Your broadbrush also tends to make your readers perhaps think that you think the editorial/opinion section is of the same cloth as the newsroom. I’m pretty sure you don’t. That division is pretty sacrosanct in journalism, as much as I can tell, and I’m sure the news reporters at the Strib take pride in not being connected to the op/ed people, in thinking, goals or product.
For 50 cents six days a week, I think it’s the best buy around for newspapers…I lament how much the Pioneer Press has shrunk its vision and paper; they simply aren’t near the same league anymore, I’m afraid.
The Strib maintains the closest touch and connection with its readers and its general locale, I think, of any major metro daily I have seen…even if it is still a left-leaning, liberal progressive touch, for the most part.
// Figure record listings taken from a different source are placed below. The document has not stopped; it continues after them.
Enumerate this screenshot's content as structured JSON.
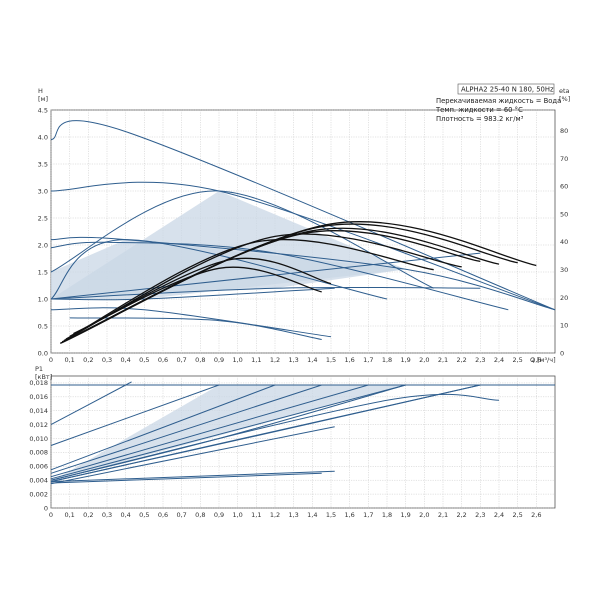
{
  "chart_data": [
    {
      "type": "line",
      "panel": "head",
      "ylabel": "H",
      "yunit": "[м]",
      "y2label": "eta",
      "y2unit": "[%]",
      "xlabel": "Q",
      "xunit": "[м³/ч]",
      "ylim": [
        0,
        4.5
      ],
      "y2lim": [
        0,
        87.5
      ],
      "xlim": [
        0,
        2.7
      ],
      "xticks": [
        0,
        0.1,
        0.2,
        0.3,
        0.4,
        0.5,
        0.6,
        0.7,
        0.8,
        0.9,
        1.0,
        1.1,
        1.2,
        1.3,
        1.4,
        1.5,
        1.6,
        1.7,
        1.8,
        1.9,
        2.0,
        2.1,
        2.2,
        2.3,
        2.4,
        2.5,
        2.6
      ],
      "xtick_labels": [
        "0",
        "0,1",
        "0,2",
        "0,3",
        "0,4",
        "0,5",
        "0,6",
        "0,7",
        "0,8",
        "0,9",
        "1,0",
        "1,1",
        "1,2",
        "1,3",
        "1,4",
        "1,5",
        "1,6",
        "1,7",
        "1,8",
        "1,9",
        "2,0",
        "2,1",
        "2,2",
        "2,3",
        "2,4",
        "2,5",
        "2,6"
      ],
      "yticks": [
        0,
        0.5,
        1.0,
        1.5,
        2.0,
        2.5,
        3.0,
        3.5,
        4.0,
        4.5
      ],
      "ytick_labels": [
        "0.0",
        "0.5",
        "1.0",
        "1.5",
        "2.0",
        "2.5",
        "3.0",
        "3.5",
        "4.0",
        "4.5"
      ],
      "y2ticks": [
        0,
        10,
        20,
        30,
        40,
        50,
        60,
        70,
        80
      ],
      "y2tick_labels": [
        "0",
        "10",
        "20",
        "30",
        "40",
        "50",
        "60",
        "70",
        "80"
      ],
      "grid": true,
      "info_box": {
        "title": "ALPHA2 25-40 N 180, 50Hz",
        "lines": [
          "Перекачиваемая жидкость = Вода",
          "Темп. жидкости = 60 °C",
          "Плотность = 983.2 кг/м³"
        ]
      },
      "shaded_regions": [
        {
          "x": [
            0,
            0.9,
            1.9,
            1.2,
            0
          ],
          "y": [
            1.0,
            3.0,
            1.55,
            1.2,
            1.0
          ]
        },
        {
          "x": [
            0,
            0.4,
            1.9,
            0.5,
            0
          ],
          "y": [
            1.5,
            2.1,
            1.55,
            1.0,
            1.0
          ]
        }
      ],
      "head_curves": [
        {
          "x": [
            0,
            0.4,
            2.7
          ],
          "y": [
            3.95,
            4.1,
            0.8
          ]
        },
        {
          "x": [
            0,
            0.9,
            2.7
          ],
          "y": [
            3.0,
            3.0,
            0.8
          ]
        },
        {
          "x": [
            0,
            0.4,
            1.9,
            2.7
          ],
          "y": [
            2.1,
            2.1,
            1.55,
            0.8
          ]
        },
        {
          "x": [
            0,
            0.3,
            1.2,
            2.45
          ],
          "y": [
            1.95,
            2.05,
            1.85,
            0.8
          ]
        },
        {
          "x": [
            0,
            0.9,
            2.05
          ],
          "y": [
            1.5,
            3.0,
            1.2
          ]
        },
        {
          "x": [
            0,
            0.4,
            1.8
          ],
          "y": [
            1.0,
            2.1,
            1.0
          ]
        },
        {
          "x": [
            0,
            1.2,
            2.3
          ],
          "y": [
            1.0,
            1.2,
            1.2
          ]
        },
        {
          "x": [
            0,
            2.3
          ],
          "y": [
            1.0,
            1.85
          ]
        },
        {
          "x": [
            0,
            0.5,
            1.52
          ],
          "y": [
            1.0,
            1.0,
            1.2
          ]
        },
        {
          "x": [
            0,
            0.5,
            1.5
          ],
          "y": [
            0.8,
            0.8,
            0.3
          ]
        },
        {
          "x": [
            0.1,
            0.9,
            1.45
          ],
          "y": [
            0.65,
            0.6,
            0.25
          ]
        }
      ],
      "efficiency_curves": [
        {
          "x": [
            0.05,
            1.5,
            2.6
          ],
          "y": [
            3.5,
            46.5,
            31.5
          ]
        },
        {
          "x": [
            0.05,
            1.45,
            2.5
          ],
          "y": [
            3.5,
            45.5,
            32.5
          ]
        },
        {
          "x": [
            0.06,
            1.4,
            2.4
          ],
          "y": [
            4,
            44,
            32
          ]
        },
        {
          "x": [
            0.06,
            1.35,
            2.3
          ],
          "y": [
            4,
            43,
            33
          ]
        },
        {
          "x": [
            0.07,
            1.2,
            2.2
          ],
          "y": [
            4.5,
            42,
            31
          ]
        },
        {
          "x": [
            0.08,
            1.1,
            2.05
          ],
          "y": [
            5,
            40,
            30
          ]
        },
        {
          "x": [
            0.1,
            0.95,
            1.5
          ],
          "y": [
            6,
            33.5,
            25
          ]
        },
        {
          "x": [
            0.12,
            0.9,
            1.45
          ],
          "y": [
            7,
            30.5,
            22
          ]
        }
      ]
    },
    {
      "type": "line",
      "panel": "power",
      "ylabel": "P1",
      "yunit": "[кВт]",
      "ylim": [
        0,
        0.019
      ],
      "xlim": [
        0,
        2.7
      ],
      "xticks": [
        0,
        0.1,
        0.2,
        0.3,
        0.4,
        0.5,
        0.6,
        0.7,
        0.8,
        0.9,
        1.0,
        1.1,
        1.2,
        1.3,
        1.4,
        1.5,
        1.6,
        1.7,
        1.8,
        1.9,
        2.0,
        2.1,
        2.2,
        2.3,
        2.4,
        2.5,
        2.6
      ],
      "xtick_labels": [
        "0",
        "0,1",
        "0,2",
        "0,3",
        "0,4",
        "0,5",
        "0,6",
        "0,7",
        "0,8",
        "0,9",
        "1,0",
        "1,1",
        "1,2",
        "1,3",
        "1,4",
        "1,5",
        "1,6",
        "1,7",
        "1,8",
        "1,9",
        "2,0",
        "2,1",
        "2,2",
        "2,3",
        "2,4",
        "2,5",
        "2,6"
      ],
      "yticks": [
        0,
        0.002,
        0.004,
        0.006,
        0.008,
        0.01,
        0.012,
        0.014,
        0.016,
        0.018
      ],
      "ytick_labels": [
        "0",
        "0,002",
        "0,004",
        "0,006",
        "0,008",
        "0,010",
        "0,012",
        "0,014",
        "0,016",
        "0,018"
      ],
      "grid": true,
      "shaded_regions": [
        {
          "x": [
            0,
            0.9,
            1.9,
            0.5,
            0
          ],
          "y": [
            0.0038,
            0.0177,
            0.0177,
            0.0075,
            0.0038
          ]
        }
      ],
      "power_curves": [
        {
          "x": [
            0,
            2.7
          ],
          "y": [
            0.0177,
            0.0177
          ]
        },
        {
          "x": [
            0,
            0.4,
            0.4
          ],
          "y": [
            0.012,
            0.0177,
            0.0177
          ]
        },
        {
          "x": [
            0,
            0.9
          ],
          "y": [
            0.009,
            0.0177
          ]
        },
        {
          "x": [
            0,
            1.2
          ],
          "y": [
            0.0055,
            0.0177
          ]
        },
        {
          "x": [
            0,
            1.45
          ],
          "y": [
            0.005,
            0.0177
          ]
        },
        {
          "x": [
            0,
            1.7
          ],
          "y": [
            0.0045,
            0.0177
          ]
        },
        {
          "x": [
            0,
            1.9
          ],
          "y": [
            0.0042,
            0.0177
          ]
        },
        {
          "x": [
            0,
            2.3
          ],
          "y": [
            0.0038,
            0.0177
          ]
        },
        {
          "x": [
            0,
            0.9,
            1.9
          ],
          "y": [
            0.004,
            0.01,
            0.0177
          ]
        },
        {
          "x": [
            0,
            1.8,
            2.4
          ],
          "y": [
            0.004,
            0.0155,
            0.0155
          ]
        },
        {
          "x": [
            0,
            1.2,
            2.3
          ],
          "y": [
            0.0038,
            0.011,
            0.0177
          ]
        },
        {
          "x": [
            0,
            1.52
          ],
          "y": [
            0.0035,
            0.0117
          ]
        },
        {
          "x": [
            0,
            1.52
          ],
          "y": [
            0.0038,
            0.0053
          ]
        },
        {
          "x": [
            0,
            1.45
          ],
          "y": [
            0.0036,
            0.005
          ]
        }
      ]
    }
  ],
  "colors": {
    "curve": "#2f5e8e",
    "efficiency": "#111111",
    "region_fill": "#c9d7e6",
    "grid": "#b9b9b9",
    "frame": "#555555"
  }
}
And you have to credit them for the moves they have made in recent years to add conservative voices in columnists, local and syndicated.
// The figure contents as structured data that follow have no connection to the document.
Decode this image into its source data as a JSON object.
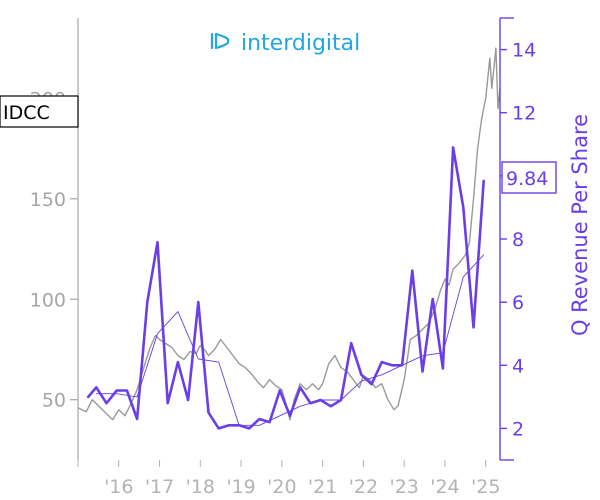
{
  "chart_data": {
    "type": "line",
    "title": "",
    "logo": {
      "text": "interdigital",
      "color": "#20a8e0"
    },
    "ticker": "IDCC",
    "last_value_label": "9.84",
    "xlabel": "",
    "ylabel_left": "",
    "ylabel_right": "Q Revenue Per Share",
    "x_ticks": [
      "'16",
      "'17",
      "'18",
      "'19",
      "'20",
      "'21",
      "'22",
      "'23",
      "'24",
      "'25"
    ],
    "x_range": [
      2015.0,
      2025.35
    ],
    "y_left": {
      "ticks": [
        50,
        100,
        150,
        200
      ],
      "range": [
        20,
        240
      ],
      "color": "#a6a6a6"
    },
    "y_right": {
      "ticks": [
        2,
        4,
        6,
        8,
        10,
        12,
        14
      ],
      "range": [
        1,
        15
      ],
      "color": "#6a3ee8"
    },
    "grid": false,
    "series": [
      {
        "name": "",
        "axis": "left",
        "color": "#999999",
        "style": "price",
        "points": [
          [
            2015.0,
            46
          ],
          [
            2015.2,
            44
          ],
          [
            2015.35,
            50
          ],
          [
            2015.5,
            47
          ],
          [
            2015.7,
            43
          ],
          [
            2015.85,
            40
          ],
          [
            2016.0,
            45
          ],
          [
            2016.15,
            42
          ],
          [
            2016.3,
            48
          ],
          [
            2016.45,
            55
          ],
          [
            2016.6,
            65
          ],
          [
            2016.75,
            75
          ],
          [
            2016.9,
            82
          ],
          [
            2017.0,
            80
          ],
          [
            2017.15,
            78
          ],
          [
            2017.3,
            76
          ],
          [
            2017.45,
            72
          ],
          [
            2017.6,
            70
          ],
          [
            2017.75,
            74
          ],
          [
            2017.9,
            73
          ],
          [
            2018.0,
            77
          ],
          [
            2018.1,
            75
          ],
          [
            2018.2,
            72
          ],
          [
            2018.35,
            75
          ],
          [
            2018.5,
            80
          ],
          [
            2018.65,
            76
          ],
          [
            2018.8,
            72
          ],
          [
            2018.95,
            68
          ],
          [
            2019.1,
            66
          ],
          [
            2019.25,
            63
          ],
          [
            2019.4,
            59
          ],
          [
            2019.55,
            56
          ],
          [
            2019.7,
            60
          ],
          [
            2019.85,
            57
          ],
          [
            2020.0,
            55
          ],
          [
            2020.1,
            48
          ],
          [
            2020.2,
            40
          ],
          [
            2020.3,
            50
          ],
          [
            2020.45,
            58
          ],
          [
            2020.6,
            55
          ],
          [
            2020.75,
            58
          ],
          [
            2020.9,
            55
          ],
          [
            2021.0,
            58
          ],
          [
            2021.15,
            68
          ],
          [
            2021.3,
            72
          ],
          [
            2021.45,
            66
          ],
          [
            2021.6,
            64
          ],
          [
            2021.75,
            60
          ],
          [
            2021.9,
            56
          ],
          [
            2022.0,
            62
          ],
          [
            2022.15,
            60
          ],
          [
            2022.3,
            56
          ],
          [
            2022.45,
            58
          ],
          [
            2022.6,
            50
          ],
          [
            2022.75,
            45
          ],
          [
            2022.85,
            47
          ],
          [
            2023.0,
            60
          ],
          [
            2023.15,
            80
          ],
          [
            2023.3,
            82
          ],
          [
            2023.45,
            85
          ],
          [
            2023.6,
            88
          ],
          [
            2023.75,
            95
          ],
          [
            2023.9,
            105
          ],
          [
            2024.0,
            110
          ],
          [
            2024.1,
            107
          ],
          [
            2024.2,
            115
          ],
          [
            2024.35,
            118
          ],
          [
            2024.5,
            122
          ],
          [
            2024.6,
            128
          ],
          [
            2024.7,
            150
          ],
          [
            2024.8,
            175
          ],
          [
            2024.9,
            190
          ],
          [
            2025.0,
            200
          ],
          [
            2025.05,
            210
          ],
          [
            2025.1,
            220
          ],
          [
            2025.15,
            205
          ],
          [
            2025.2,
            215
          ],
          [
            2025.25,
            225
          ],
          [
            2025.3,
            195
          ],
          [
            2025.35,
            205
          ]
        ]
      },
      {
        "name": "",
        "axis": "right",
        "color": "#6a3ee8",
        "style": "thick",
        "points": [
          [
            2015.25,
            3.0
          ],
          [
            2015.45,
            3.3
          ],
          [
            2015.7,
            2.8
          ],
          [
            2015.95,
            3.2
          ],
          [
            2016.2,
            3.2
          ],
          [
            2016.45,
            2.3
          ],
          [
            2016.7,
            6.0
          ],
          [
            2016.95,
            7.9
          ],
          [
            2017.2,
            2.8
          ],
          [
            2017.45,
            4.1
          ],
          [
            2017.7,
            2.9
          ],
          [
            2017.95,
            6.0
          ],
          [
            2018.2,
            2.5
          ],
          [
            2018.45,
            2.0
          ],
          [
            2018.7,
            2.1
          ],
          [
            2018.95,
            2.1
          ],
          [
            2019.2,
            2.0
          ],
          [
            2019.45,
            2.3
          ],
          [
            2019.7,
            2.2
          ],
          [
            2019.95,
            3.2
          ],
          [
            2020.2,
            2.4
          ],
          [
            2020.45,
            3.3
          ],
          [
            2020.7,
            2.8
          ],
          [
            2020.95,
            2.9
          ],
          [
            2021.2,
            2.7
          ],
          [
            2021.45,
            2.9
          ],
          [
            2021.7,
            4.7
          ],
          [
            2021.95,
            3.7
          ],
          [
            2022.2,
            3.4
          ],
          [
            2022.45,
            4.1
          ],
          [
            2022.7,
            4.0
          ],
          [
            2022.95,
            4.0
          ],
          [
            2023.2,
            7.0
          ],
          [
            2023.45,
            3.8
          ],
          [
            2023.7,
            6.1
          ],
          [
            2023.95,
            3.9
          ],
          [
            2024.2,
            10.9
          ],
          [
            2024.45,
            9.0
          ],
          [
            2024.7,
            5.2
          ],
          [
            2024.95,
            9.84
          ]
        ]
      },
      {
        "name": "",
        "axis": "right",
        "color": "#6a3ee8",
        "style": "thin",
        "points": [
          [
            2015.45,
            3.1
          ],
          [
            2015.95,
            3.1
          ],
          [
            2016.45,
            3.0
          ],
          [
            2016.95,
            5.0
          ],
          [
            2017.45,
            5.7
          ],
          [
            2017.95,
            4.2
          ],
          [
            2018.45,
            4.1
          ],
          [
            2018.95,
            2.1
          ],
          [
            2019.45,
            2.1
          ],
          [
            2019.95,
            2.4
          ],
          [
            2020.45,
            2.7
          ],
          [
            2020.95,
            2.9
          ],
          [
            2021.45,
            2.9
          ],
          [
            2021.95,
            3.5
          ],
          [
            2022.45,
            3.7
          ],
          [
            2022.95,
            4.0
          ],
          [
            2023.45,
            4.3
          ],
          [
            2023.95,
            4.4
          ],
          [
            2024.45,
            6.8
          ],
          [
            2024.95,
            7.5
          ]
        ]
      }
    ]
  }
}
Now, of course, as the blogosphere has grown, with such excessively worded criticisms as yesterday’s, you run the risk more and more of sounding simply like you are trashing a competitor, which is not cricket.

In my defense, as I suggested in the post to which my friend is responding, I should say that I was judging the Star Tribune, among other things, in light of its extremely poor coverage of the Fifth District congressional race. If the Star Tribune with its resources was incapable of performing passably on that race in its own backyard — if we were able to contribute more working on that story in our spare time than the Star Tribune was with its numerous reporters who covered the race — then I thought my judgment was warranted.
JOHN adds: I’m on Scott’s side on this one. I don’t know whether the Star Tribune is literally the country’s worst newspaper; obviously it’s on our minds because it is our dominant local paper. But Scott’s critique of the Strib during the current election cycle was not directed primarily at the editorial board. On the contrary, the problems that Scott repeatedly documented were with the paper’s news reporters. They quite obviously buried news that they didn’t want to see the light of day because it would hurt the chances of their preferred candidate. There may be a wall between the news and editorial functions at the Strib, but on both sides of that wall sit loyal Democrats who put party above pretty much all else.
Sports, weather and theater coverage is another issue. Sid Hartman is one of the great sports columnists of all time; Pat Reusse is also a knowledgeable sports columnist. The Strib’s weather forecasting is no worse than anyone else’s, and my friend Graydon Royce does an excellent job of covering the local theater scene. But we buy a newspaper primarily for the news, and anyone who has followed our coverage of the recent campaign, especially Scott’s, can connect the dots.